Because the Heller case seeks to test the meaning of the Amendment as it applies to a federal entity — the District of Columbia, it would appear that the outcome of the case would have a direct bearing on the constitutionality of an array of federal gun control laws. That is more than enough of a governmental interest to justify a brief on the merits stating the government’s current view. But will it?

The government did not file any brief when the Heller case was in the D.C. Circuit Court, nor did it join in the case as the Supreme Court pondered whether to hear it. But now that the case is on the Supreme Court’s docket for decision, it has vastly greater potential significance — legal and political.

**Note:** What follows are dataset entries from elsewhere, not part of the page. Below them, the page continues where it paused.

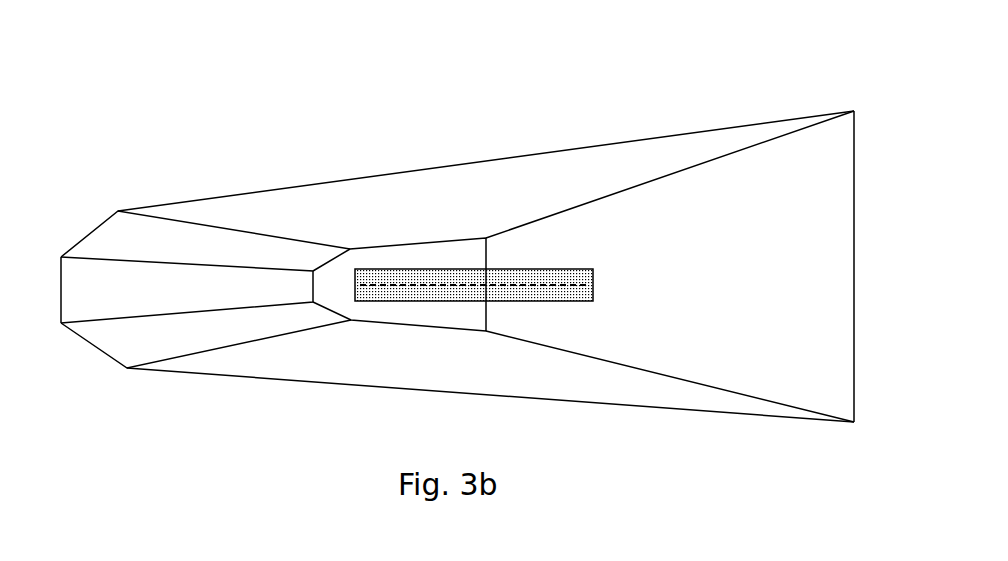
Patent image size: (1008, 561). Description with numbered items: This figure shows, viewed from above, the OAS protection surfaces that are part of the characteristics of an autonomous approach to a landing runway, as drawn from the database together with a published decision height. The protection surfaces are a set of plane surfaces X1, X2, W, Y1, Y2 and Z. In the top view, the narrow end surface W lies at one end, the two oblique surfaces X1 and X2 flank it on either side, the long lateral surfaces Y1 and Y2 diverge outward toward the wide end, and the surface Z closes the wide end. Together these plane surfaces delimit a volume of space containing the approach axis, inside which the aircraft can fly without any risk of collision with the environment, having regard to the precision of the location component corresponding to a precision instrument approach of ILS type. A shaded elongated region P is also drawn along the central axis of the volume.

The plane surface W is at (82, 275).
The plane surface X1 is at (110, 230).
The plane surface X2 is at (103, 340).
The plane surface Y1 is at (358, 193).
The plane surface Y2 is at (293, 365).
The plane surface Z is at (836, 140).
The probe / pin element P is at (583, 273).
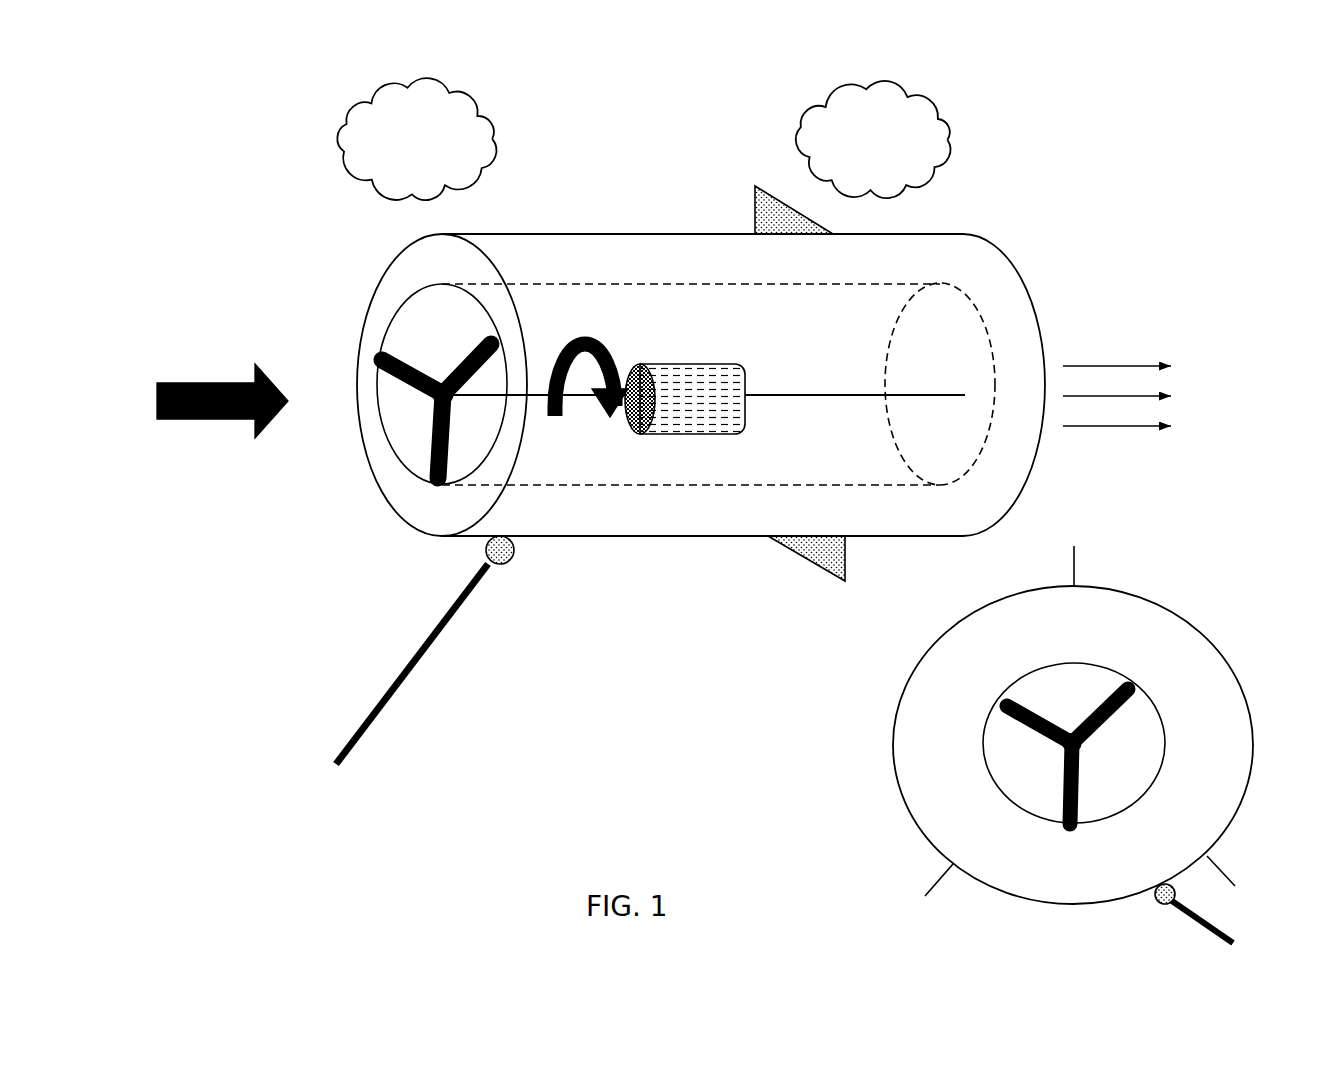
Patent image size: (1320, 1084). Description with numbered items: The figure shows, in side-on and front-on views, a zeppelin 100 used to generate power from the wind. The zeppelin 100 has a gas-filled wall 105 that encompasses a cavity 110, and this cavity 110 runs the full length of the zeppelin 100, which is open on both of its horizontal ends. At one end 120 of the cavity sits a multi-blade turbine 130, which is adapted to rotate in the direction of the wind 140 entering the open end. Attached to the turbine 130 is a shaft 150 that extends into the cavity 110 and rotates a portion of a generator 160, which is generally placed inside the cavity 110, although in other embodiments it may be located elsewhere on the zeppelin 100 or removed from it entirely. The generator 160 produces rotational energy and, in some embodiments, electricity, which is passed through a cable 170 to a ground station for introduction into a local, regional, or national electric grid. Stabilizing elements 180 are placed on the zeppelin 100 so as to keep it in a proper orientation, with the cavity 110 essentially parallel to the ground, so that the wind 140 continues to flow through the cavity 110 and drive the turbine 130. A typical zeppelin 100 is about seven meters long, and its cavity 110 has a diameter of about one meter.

The zeppelin 100 is at (295, 255).
The gas-filled wall 105 is at (425, 505).
The cavity 110 is at (815, 452).
The end 120 is at (405, 333).
The multi-blade turbine 130 is at (425, 423).
The wind 140 is at (207, 425).
The shaft 150 is at (537, 393).
The generator 160 is at (674, 362).
The cable 170 is at (825, 393).
The stabilizing elements 180 is at (755, 192).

In strictly legal terms, the Department presumably has an interest in assuring that, even if the case results in a decision in favor of an individual right to have a gun, it leaves room for “reasonable” controls on gun possession and use. While state governments are likely to make the same point in coming amicus briefs (as four of them did at the petition stage), only the Solicitor General could make that argument on behalf of federal legislation.

In political terms, the briefing in the Heller case will be unfolding as the new presidential election season begins to intensify, almost surely making gun control into a campaign issue.

The District of Columbia’s opening brief is due in 45 days — that is, the first week in January. If the government is to get into the case as an amicus on the side of those claiming an individual right to guns, its brief would be due by the second week in February. The case is expected to be scheduled for oral argument in the week of March 17. If the government moves into the case (it does not have to have the Court’s permission to file an amicus brief), it very likely would ask for some of the argument time.

The Bush Administration has been very close to the gun rights community — indeed, gun rights advocates, including the NRA, were strong supporters of George W. Bush for the presidency, and they claimed a major share of the credit after he was elected. In fact, high-level NRA officials said after the election that they expected to have special influence at the White House.

If the question of the Solicitor General taking part in the case is seen as a matter of protecting the federal interest in “reasonable” gun control, then it might not become a major political issue as the Department decides whether to get involved. But if the White House were to make it into a political question, that might raise some difficult moments for the new Attorney General, Michael B. Mukasey, who has vowed political independence from White House influence.